Ancak maksadı başkadır.
“Belki
yemek verirler” diye gitmiştir.
Adam,
kadının niyetini anlasa da, bir şey vermez. Kadıncağız, bir daha gidip ‘ateş’
ister. Yine eli boş döner. Üçüncüde yine öyle. Ama ne olur bilinmez, bu defa
acır kadına.
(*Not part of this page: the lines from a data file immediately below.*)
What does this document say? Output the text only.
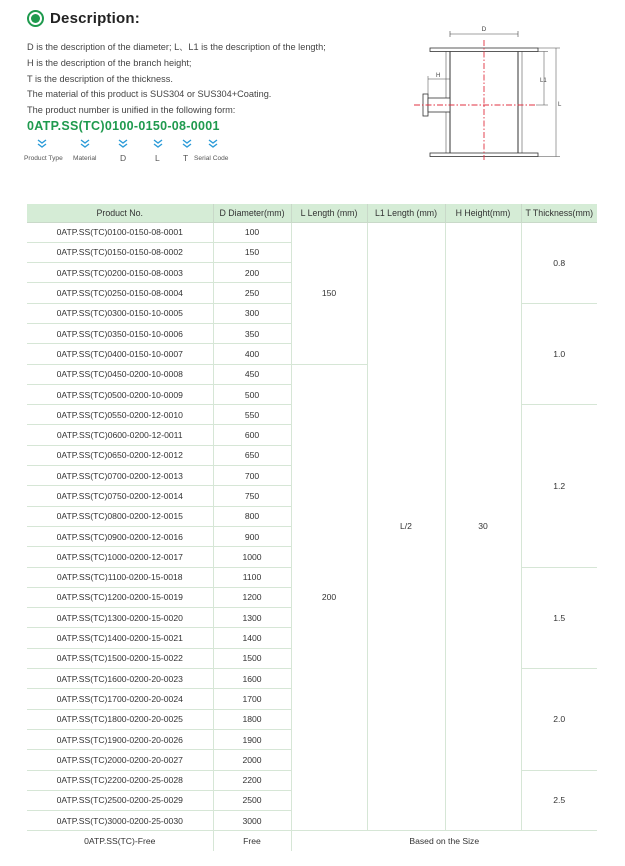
Description:
D is the description of the diameter; L、L1 is the description of the length;
H is the description of the branch height;
T is the description of the thickness.
The material of this product is SUS304 or SUS304+Coating.
The product number is unified in the following form:
0ATP.SS(TC)0100-0150-08-0001
Product Type Material	D	L	T Serial Code
D
H
L1
L
Product No.	D Diameter(mm)	L Length (mm)	L1 Length (mm)	H Height(mm)	T Thickness(mm)
0ATP.SS(TC)0100-0150-08-0001	100	150	L/2	30	0.8
0ATP.SS(TC)0150-0150-08-0002	150				
0ATP.SS(TC)0200-0150-08-0003	200				
0ATP.SS(TC)0250-0150-08-0004	250				
0ATP.SS(TC)0300-0150-10-0005	300				1.0
0ATP.SS(TC)0350-0150-10-0006	350				
0ATP.SS(TC)0400-0150-10-0007	400				
0ATP.SS(TC)0450-0200-10-0008	450	200			
0ATP.SS(TC)0500-0200-10-0009	500				
0ATP.SS(TC)0550-0200-12-0010	550				1.2
0ATP.SS(TC)0600-0200-12-0011	600				
0ATP.SS(TC)0650-0200-12-0012	650				
0ATP.SS(TC)0700-0200-12-0013	700				
0ATP.SS(TC)0750-0200-12-0014	750				
0ATP.SS(TC)0800-0200-12-0015	800				
0ATP.SS(TC)0900-0200-12-0016	900				
0ATP.SS(TC)1000-0200-12-0017	1000				
0ATP.SS(TC)1100-0200-15-0018	1100				1.5
0ATP.SS(TC)1200-0200-15-0019	1200				
0ATP.SS(TC)1300-0200-15-0020	1300				
0ATP.SS(TC)1400-0200-15-0021	1400				
0ATP.SS(TC)1500-0200-15-0022	1500				
0ATP.SS(TC)1600-0200-20-0023	1600				2.0
0ATP.SS(TC)1700-0200-20-0024	1700				
0ATP.SS(TC)1800-0200-20-0025	1800				
0ATP.SS(TC)1900-0200-20-0026	1900				
0ATP.SS(TC)2000-0200-20-0027	2000				
0ATP.SS(TC)2200-0200-25-0028	2200				2.5
0ATP.SS(TC)2500-0200-25-0029	2500				
0ATP.SS(TC)3000-0200-25-0030	3000				
0ATP.SS(TC)-Free	Free	Based on the Size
Hallerini anlamak için dehlize iner ve dayar kulağını bitişik evin
duvarına ve dinler.
Yetimcik,
annesine yalvarıyor:
“—
Anneciğim, ne olur bir daha git.”
Belki
bu sefer bir şey verirler.
Kadın
ağlamaklıdır:
“—
Üç defa gittim yavrum! Artık utanıyorum.”
Adam
bunu duyar. Kalbi sızlar, güzel bir ‘Sofra’ hazırlatıp, gönderir evlerine. Ve
dehlize inip, dinler yine.
Yetimlerin
en küçüğü dua ediyor:
“—
Ya Rabbi! O nasıl bize ikram ettiyse, Sen de ona ikram et! Onu imanla
şereflendir!”
Ardından;
“—
Âmiiiin!” sesleri yükselir.
O
anda, kalbi döner ateşperestin. Ve Şehâdet getirip imanla şereflenir.
Nitekim
“SADAKA, belâyı önler. Ama DUA, kaderi değiştirir!” Buyrulur.